Two venues in particular took off like never before: basic cable and free television. The Wonder Years sold into basic cable when Nickelodeon purchased it in the mid-nineties, right about when the prices started to go through the roof. Fox Cable Networks paid $400,000 an episode for Dharma & Greg. Lifetime paid just over $600,000 an episode for Party of Five. TNT paid more than $800,000 an episode for ER. TBS paid $1.15 million an episode for Seinfeld. On average, a standard hit show started earning about $100 million dollars for its production company in basic cable. Since this is the range in which most shows are deficit-financed, a strong basic cable sale can help a production company break even on its investment. All reuses of the series after that puts it in the black.

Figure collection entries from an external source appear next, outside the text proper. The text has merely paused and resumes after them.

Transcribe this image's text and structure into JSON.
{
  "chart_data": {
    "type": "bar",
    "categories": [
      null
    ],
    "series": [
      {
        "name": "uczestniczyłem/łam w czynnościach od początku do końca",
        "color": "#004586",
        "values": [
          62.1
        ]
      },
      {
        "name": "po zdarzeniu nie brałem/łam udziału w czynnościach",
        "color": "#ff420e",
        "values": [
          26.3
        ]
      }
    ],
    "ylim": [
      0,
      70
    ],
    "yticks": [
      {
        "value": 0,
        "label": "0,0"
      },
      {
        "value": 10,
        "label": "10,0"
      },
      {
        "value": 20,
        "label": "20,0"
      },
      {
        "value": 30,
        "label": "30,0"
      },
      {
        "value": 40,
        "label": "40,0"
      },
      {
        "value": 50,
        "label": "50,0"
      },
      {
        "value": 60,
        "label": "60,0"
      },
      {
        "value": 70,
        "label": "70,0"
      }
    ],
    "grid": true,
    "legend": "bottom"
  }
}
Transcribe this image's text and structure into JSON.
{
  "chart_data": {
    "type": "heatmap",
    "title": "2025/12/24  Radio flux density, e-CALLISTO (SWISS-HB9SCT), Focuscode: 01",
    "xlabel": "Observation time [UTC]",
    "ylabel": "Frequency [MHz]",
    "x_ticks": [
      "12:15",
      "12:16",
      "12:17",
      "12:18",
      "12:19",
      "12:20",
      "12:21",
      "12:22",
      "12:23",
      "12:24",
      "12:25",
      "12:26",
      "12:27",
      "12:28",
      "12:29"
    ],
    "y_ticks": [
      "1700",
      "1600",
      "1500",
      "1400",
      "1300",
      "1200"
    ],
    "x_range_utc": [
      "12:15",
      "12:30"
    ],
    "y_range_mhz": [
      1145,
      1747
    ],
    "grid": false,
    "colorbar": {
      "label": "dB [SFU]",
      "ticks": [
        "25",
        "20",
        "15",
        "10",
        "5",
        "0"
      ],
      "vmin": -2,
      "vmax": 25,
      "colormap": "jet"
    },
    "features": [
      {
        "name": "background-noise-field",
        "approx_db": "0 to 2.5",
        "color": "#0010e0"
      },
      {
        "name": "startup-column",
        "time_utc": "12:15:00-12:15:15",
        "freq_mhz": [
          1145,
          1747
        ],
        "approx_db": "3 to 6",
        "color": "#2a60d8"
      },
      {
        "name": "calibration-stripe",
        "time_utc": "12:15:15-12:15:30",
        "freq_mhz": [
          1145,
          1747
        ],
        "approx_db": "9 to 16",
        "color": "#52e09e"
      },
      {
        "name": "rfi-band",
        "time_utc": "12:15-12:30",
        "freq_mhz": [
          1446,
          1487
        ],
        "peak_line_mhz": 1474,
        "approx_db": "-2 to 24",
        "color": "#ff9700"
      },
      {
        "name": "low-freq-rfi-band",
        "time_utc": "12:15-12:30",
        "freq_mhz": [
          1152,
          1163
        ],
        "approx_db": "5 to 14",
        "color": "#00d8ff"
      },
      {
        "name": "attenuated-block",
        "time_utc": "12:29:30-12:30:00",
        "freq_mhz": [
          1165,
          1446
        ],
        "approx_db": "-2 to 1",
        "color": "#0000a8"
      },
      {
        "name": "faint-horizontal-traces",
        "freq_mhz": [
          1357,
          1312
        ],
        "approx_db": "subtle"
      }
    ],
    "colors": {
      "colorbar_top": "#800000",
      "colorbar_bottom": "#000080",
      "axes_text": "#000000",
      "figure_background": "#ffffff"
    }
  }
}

But the real money is in “off-network syndication” on free television. Simply put, syndication is the sale of a television program to multiple television stations without using a broadcast network for delivery. For example, M*A*S*H is no longer broadcast on CBS, but it is still syndicated in local markets all over the country. Twenty years after it was made, the series still makes millions of dollars for its original producer. (Some shows are produced for “first-run syndication,” like Oprah or Earth: Final Conflict. These shows were broadcast for the first time in syndication and sold to individual local markets, not mass broadcast on a major network, like ABC. Though some can be very profitable, like Baywatch, first-run syndies still don’t make the kind of money that off-net syndicated shows, like Everybody Loves Raymond or Friends do. Some shows can also be “off first-run,” like Paramount’s Star Trek franchise. This means that after they initially air in first-run syndication, the episodes are further syndicated around the country.) Off-net syndicated programming can take many forms. Some shows are “strips” that run every day. Others run once a week. Some deals include “barter” rights, in which the syndicators get a portion of the ad revenue generated by the local stations. Syndication deals allow shows to be exhibited for a set period of time, known as a cycle. After the cycle is up, the deals must be renegotiated. Many popular shows are picked up for numerous syndication cycles generating enormous wealth for the companies that made them years earlier. And the small stations share in the wealth through the enormous advertising revenues garnered by rerunning these hits.